INDIANAPOLIS – A main stat that sticks out to me when taking a step back and looking at the Verizon IndyCar Series season thus far has been just how quiet Chip Ganassi Racing has been in 2018. Out of the 527 laps run in the four races this year, CGR drivers have led a combined zero of them. That’s shocking.
Penske has led the most at 195 circuits led with Schmidt Peterson Motorsports next with 133. Dale Coyne Racing also has led 103 laps led, all by Sebastien Bourdais. Andretti Autosport is next with 84, followed by Rahal/Letterman/Lanigan Racing (7) and Ed Carpenter Racing (5).
That’s why it’s so shocking that a driver like Scott Dixon has not led a lap yet in 2018. He’s led over 5,000 laps in his storied career. Everyone assumed that the “Ice man” would be the one to beat with this new car. While he’s been running up front, he’s been very quiet.
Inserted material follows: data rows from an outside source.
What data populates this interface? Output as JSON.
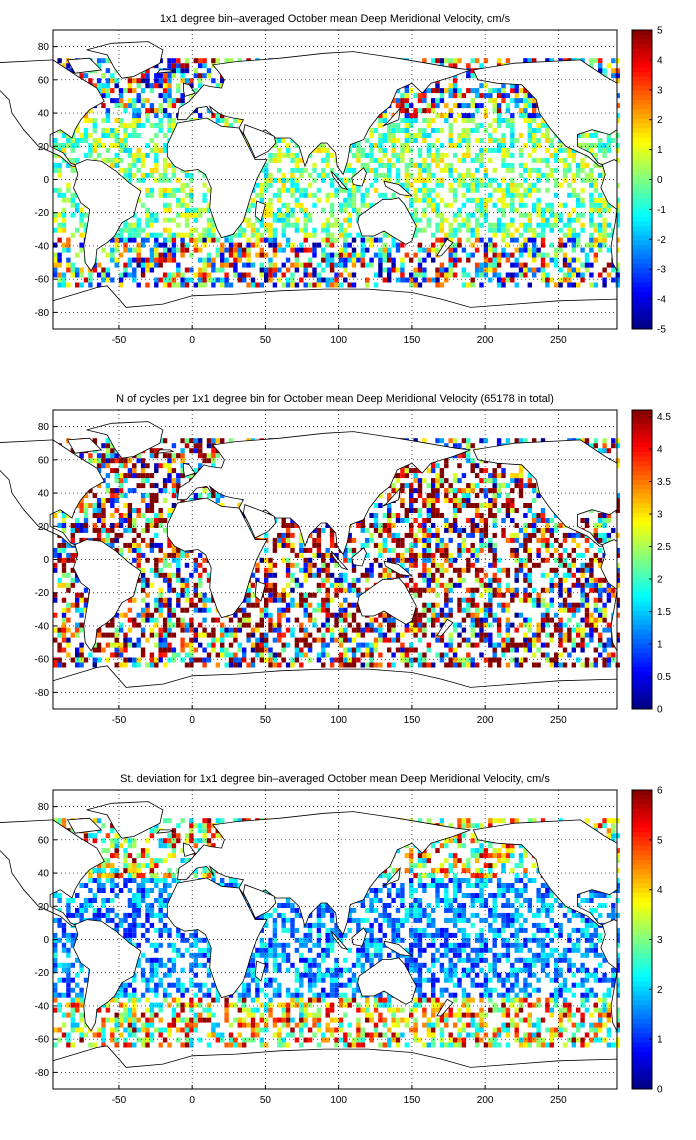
{
  "panels": [
    {
      "id": "mean",
      "title": "1x1 degree bin–averaged October mean Deep Meridional Velocity, cm/s",
      "colorbar_ticks": [
        "5",
        "4",
        "3",
        "2",
        "1",
        "0",
        "-1",
        "-2",
        "-3",
        "-4",
        "-5"
      ]
    },
    {
      "id": "ncycles",
      "title": "N of cycles per 1x1 degree bin for October mean Deep Meridional Velocity (65178 in total)",
      "colorbar_ticks": [
        "4.5",
        "4",
        "3.5",
        "3",
        "2.5",
        "2",
        "1.5",
        "1",
        "0.5",
        "0"
      ]
    },
    {
      "id": "stdev",
      "title": "St. deviation for 1x1 degree bin–averaged October mean Deep Meridional Velocity, cm/s",
      "colorbar_ticks": [
        "6",
        "5",
        "4",
        "3",
        "2",
        "1",
        "0"
      ]
    }
  ],
  "chart_data": [
    {
      "type": "heatmap",
      "title": "1x1 degree bin–averaged October mean Deep Meridional Velocity, cm/s",
      "x_ticks": [
        -50,
        0,
        50,
        100,
        150,
        200,
        250
      ],
      "y_ticks": [
        80,
        60,
        40,
        20,
        0,
        -20,
        -40,
        -60,
        -80
      ],
      "xlim": [
        -95,
        290
      ],
      "ylim": [
        -90,
        90
      ],
      "clim": [
        -5,
        5
      ],
      "colormap": "jet",
      "grid": true
    },
    {
      "type": "heatmap",
      "title": "N of cycles per 1x1 degree bin for October mean Deep Meridional Velocity (65178 in total)",
      "x_ticks": [
        -50,
        0,
        50,
        100,
        150,
        200,
        250
      ],
      "y_ticks": [
        80,
        60,
        40,
        20,
        0,
        -20,
        -40,
        -60,
        -80
      ],
      "xlim": [
        -95,
        290
      ],
      "ylim": [
        -90,
        90
      ],
      "clim": [
        0,
        4.6
      ],
      "colormap": "jet",
      "grid": true
    },
    {
      "type": "heatmap",
      "title": "St. deviation for 1x1 degree bin–averaged October mean Deep Meridional Velocity, cm/s",
      "x_ticks": [
        -50,
        0,
        50,
        100,
        150,
        200,
        250
      ],
      "y_ticks": [
        80,
        60,
        40,
        20,
        0,
        -20,
        -40,
        -60,
        -80
      ],
      "xlim": [
        -95,
        290
      ],
      "ylim": [
        -90,
        90
      ],
      "clim": [
        0,
        6
      ],
      "colormap": "jet",
      "grid": true
    }
  ]
}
Dixon, finished sixth in St. Pete, fourth in Phoenix and sixth at Barber. He was 11th in Long Beach too. Not horrible stats per say. But, in St. Pete, he made a mistake on pit road and even a rare mistake on track where he got into Turn 1 too hot and into the back of Takuma Sato. He still rebounded with a top 10 finish. At Phoenix, he started 17th. He’d charge hard for a top five. At Barber, he was off strategy and nearly made it work. If not for rain, he’d likely finish third. At Long Beach, he was going for a podium, but an ill-timed caution forced him to pit when the pits were closed and a finish outside of the top 10.
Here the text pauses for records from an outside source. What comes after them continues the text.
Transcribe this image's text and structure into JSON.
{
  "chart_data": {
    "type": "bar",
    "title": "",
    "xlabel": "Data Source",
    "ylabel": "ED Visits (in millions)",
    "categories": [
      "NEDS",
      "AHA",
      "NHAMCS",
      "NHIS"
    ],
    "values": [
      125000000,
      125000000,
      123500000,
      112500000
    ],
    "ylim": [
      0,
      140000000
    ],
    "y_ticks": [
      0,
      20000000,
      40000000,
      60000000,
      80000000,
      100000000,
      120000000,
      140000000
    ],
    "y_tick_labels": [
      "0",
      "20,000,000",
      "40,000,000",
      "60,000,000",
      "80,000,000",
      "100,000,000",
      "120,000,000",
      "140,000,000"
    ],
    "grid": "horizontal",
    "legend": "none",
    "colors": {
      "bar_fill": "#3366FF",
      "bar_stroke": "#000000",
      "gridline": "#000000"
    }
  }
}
Take his teammate Ed Jones too as an example. Jones, finished eighth in St. Pete and third in Long Beach. He was running second with 21 laps-to-go at Phoenix before crashing. At Barber, he was inside of the top 10 before an electrical problem took him out of the race.
So, for Dixon, I can make a case where he would have had two straight podium finishes heading to Indy with a worst finish of sixth. For Jones, I can make a case where he would have finished inside the top 10 in all four races this year, two of which podiums too.
That’s why despite zero laps led, I’m not too concerned about Ganassi at this point.
What about Simon Pagenaud? He’s led just three total laps this year. He has yet to finish inside of the top five. But, like the Ganassi boys, I’m not worried about him either. He was a bit off at St. Pete, but so was all the Chevy cars. At Phoenix, he was strong, a top five car that night, but a pit road error early on cost him the finish he deserved. In Long Beach, he was taken out by Graham Rahal in the first turn on the opening lap. Not his fault. At Barber, he was just on the wrong end of the strategy.
I would think all three of these drivers will turn things around at Indy.